A motorcycle rally was organised against the CAB in chief minister Sarbananda Sonowal’s hometown, Chabua. Gauhati University, Cotton University and Dibrugarh University had to postpone examinations scheduled for Wednesday.

Student organizations, civil society groups and opposition parties in Assam have been at the forefront of the protests against the CAB, saying it would lead to an influx of religious minorities from Bangladesh and hurt the interests of indigenous communities. A large section opposing the bill, which proposes a cutoff date of December 31, 2014, also says it will nullify the provisions of the Assam Accord of 1985, which fixed March 24, 1971, as the cut-off date for deportation of all illegal immigrants in the state irrespective of religion.

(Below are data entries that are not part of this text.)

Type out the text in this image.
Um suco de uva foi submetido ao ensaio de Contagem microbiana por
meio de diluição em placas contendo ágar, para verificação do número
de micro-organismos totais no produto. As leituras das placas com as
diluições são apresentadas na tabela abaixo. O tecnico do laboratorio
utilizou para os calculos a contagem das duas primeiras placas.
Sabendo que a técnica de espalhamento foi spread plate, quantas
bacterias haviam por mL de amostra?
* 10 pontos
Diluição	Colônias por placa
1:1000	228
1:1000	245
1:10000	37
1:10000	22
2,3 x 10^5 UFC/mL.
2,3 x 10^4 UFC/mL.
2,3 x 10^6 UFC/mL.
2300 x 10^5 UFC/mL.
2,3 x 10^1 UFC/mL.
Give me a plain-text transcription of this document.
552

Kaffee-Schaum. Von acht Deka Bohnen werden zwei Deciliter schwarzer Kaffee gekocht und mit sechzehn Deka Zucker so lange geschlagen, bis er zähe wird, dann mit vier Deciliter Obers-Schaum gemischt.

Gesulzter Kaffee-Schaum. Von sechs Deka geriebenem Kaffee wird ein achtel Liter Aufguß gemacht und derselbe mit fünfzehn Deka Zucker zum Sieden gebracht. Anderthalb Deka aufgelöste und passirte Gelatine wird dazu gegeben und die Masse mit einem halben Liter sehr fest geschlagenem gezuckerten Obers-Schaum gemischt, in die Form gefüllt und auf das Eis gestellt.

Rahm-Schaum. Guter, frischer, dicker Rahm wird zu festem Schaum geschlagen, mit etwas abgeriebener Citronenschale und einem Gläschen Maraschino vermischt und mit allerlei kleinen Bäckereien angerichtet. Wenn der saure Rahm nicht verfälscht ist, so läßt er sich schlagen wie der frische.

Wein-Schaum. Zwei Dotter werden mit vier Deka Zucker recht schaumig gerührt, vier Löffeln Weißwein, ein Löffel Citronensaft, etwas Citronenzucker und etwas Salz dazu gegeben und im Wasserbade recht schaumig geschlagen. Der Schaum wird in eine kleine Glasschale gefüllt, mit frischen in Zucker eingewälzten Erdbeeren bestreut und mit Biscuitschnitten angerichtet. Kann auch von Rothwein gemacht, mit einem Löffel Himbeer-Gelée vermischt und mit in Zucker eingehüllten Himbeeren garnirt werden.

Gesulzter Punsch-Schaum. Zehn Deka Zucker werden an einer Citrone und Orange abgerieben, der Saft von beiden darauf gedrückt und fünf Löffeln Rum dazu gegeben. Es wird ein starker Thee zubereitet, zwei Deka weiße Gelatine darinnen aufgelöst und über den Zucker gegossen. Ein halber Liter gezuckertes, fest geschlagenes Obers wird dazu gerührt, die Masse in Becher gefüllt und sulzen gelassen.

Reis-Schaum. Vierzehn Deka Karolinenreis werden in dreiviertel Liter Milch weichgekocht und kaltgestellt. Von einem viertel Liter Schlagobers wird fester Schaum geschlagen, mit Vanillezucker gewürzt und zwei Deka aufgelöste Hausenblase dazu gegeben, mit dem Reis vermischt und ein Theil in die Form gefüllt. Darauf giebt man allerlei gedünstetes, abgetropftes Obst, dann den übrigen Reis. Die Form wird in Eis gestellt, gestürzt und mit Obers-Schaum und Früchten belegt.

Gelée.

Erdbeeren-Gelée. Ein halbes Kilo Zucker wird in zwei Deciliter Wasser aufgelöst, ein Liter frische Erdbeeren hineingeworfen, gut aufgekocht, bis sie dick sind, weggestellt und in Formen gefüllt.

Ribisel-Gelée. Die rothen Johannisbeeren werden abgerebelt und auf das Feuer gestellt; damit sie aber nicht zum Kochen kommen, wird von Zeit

The protesters organized an 11-hour shutdown in the northeast on Tuesday saying they oppose the bill out of concern that more migrants who came to the country illegally will move to the border region and dilute the culture and political sway of indigenous tribal people. “The people are determined and we are determined against CAB. The CAB must go,” said Samujjal Bhattacharya, the chief advisor of All Assam Students Union, said.

“People of Assam are against CAB, yet they {Centre} are imposing it on us. Whatever happened is government’s fault. Top government ministers have provoked people. The chief minister has totally failed in maintaining law and order,” said R Konwar, Assam Congress spokesperson.

“People who talk about democracy are engaging in vandalism. Is this democracy? Organisations who are leading this agitation did not appeal for peace. They should go to the Supreme Court,” said Rupam Goswami, a spokesperson for the BJP.

Meanwhile, in Tripura the internet shutdown continued amid clashes between anti-CAB protesters and security forces.

Additional director general of police Rajiv Singh said skirmishes took place in Ambassa, Kamalpur of Dhalai, and Teliamura of Khowai, among other places. Singh said the situation was under control. Chief minister Biplab Kumar Deb appealed to all parties to maintain peace.